Using Kubernetes as the foundation, a company can collapse a plethora of tools into one environment and provide the flexibility they need to test fast and roll out products fast. This also makes Kubernetes ideal for standardising infrastructure that has become increasingly complex given the rapid push to digitally transform over the past 19 months.
This is also where automation plays a key part. Today, it is all about lowering operating costs while providing flexibility to remove vendor dependencies from the technology estate.
Cloud focus
With the use of hybrid or multi-cloud environments becoming increasingly accepted as business drivers, Kubernetes will help companies navigate some of the complexities associated with this.

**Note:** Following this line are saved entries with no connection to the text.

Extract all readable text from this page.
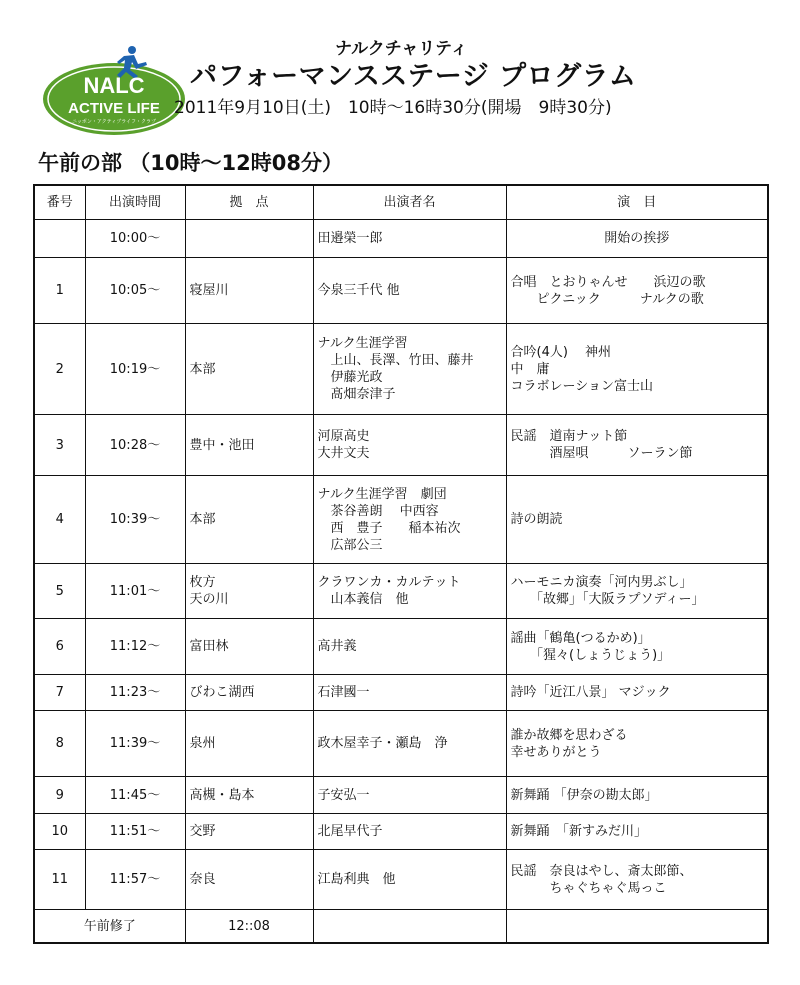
NALC
ACTIVE LIFE
ニッポン・アクティブライフ・クラブ
ナルクチャリティ
パフォーマンスステージ プログラム
2011年9月10日(土)　10時～16時30分(開場　9時30分)
午前の部 （10時～12時08分）
番号	出演時間	拠　点	出演者名	演　目
	10:00～		田邉榮一郎	開始の挨拶
1	10:05～	寝屋川	今泉三千代 他	合唱　とおりゃんせ　　浜辺の歌
　　ピクニック　　　ナルクの歌
2	10:19～	本部	ナルク生涯学習
　上山、長澤、竹田、藤井
　伊藤光政
　髙畑奈津子	合吟(4人)　 神州
中　庸
コラボレーション富士山
3	10:28～	豊中・池田	河原高史
大井文夫	民謡　道南ナット節
　　　酒屋唄　　　ソーラン節
4	10:39～	本部	ナルク生涯学習　劇団
　茶谷善朗　 中西容
　西　豊子　　稲本祐次
　広部公三	詩の朗読
5	11:01～	枚方
天の川	クラワンカ・カルテット
　山本義信　他	ハーモニカ演奏「河内男ぶし」
　　「故郷」「大阪ラプソディー」
6	11:12～	富田林	高井義	謡曲「鶴亀(つるかめ)」
　　「猩々(しょうじょう)」
7	11:23～	びわこ湖西	石津國一	詩吟「近江八景」 マジック
8	11:39～	泉州	政木屋幸子・瀬島　浄	誰か故郷を思わざる
幸せありがとう
9	11:45～	高槻・島本	子安弘一	新舞踊 「伊奈の勘太郎」
10	11:51～	交野	北尾早代子	新舞踊　「新すみだ川」
11	11:57～	奈良	江島利典　他	民謡　奈良はやし、斎太郎節、
　　　ちゃぐちゃぐ馬っこ
午前修了		12::08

Scale is an obvious one. With scale issues already being encountered in the bare metal, virtual machine, and Kubernetes spaces, there is a need to move towards ‘model-driven’ operations to deal with this sprawl.
Already, people are using Kubernetes for things like better configuration management or as a more enhanced automation tool. It is not a case of waiting until they get to a 200 node scale problem where current tools fall apart. Some say that the 20 to 50 node cluster range is probably the sweet spot for most people when it comes to Kubernetes. For some organisations, it makes sense to have a lot of small clusters, one for every team or one for every project, for example.
And then there are companies choosing to split their Kubernetes clusters between at least two zones, to give them a little bit of high availability, thinking about failure domains, and blast radius. Now, two to five clusters might be about a multi-region setup or compartmentalisation. An example of the latter can be having a dedicated cluster for databases, one for all the Web apps and the rest of the clusters for the more sensitive apps and/or data.
Ultimately, Kubernetes is changing the face of computing in a cloud-driven world. Companies must embrace it to compete and remain agile.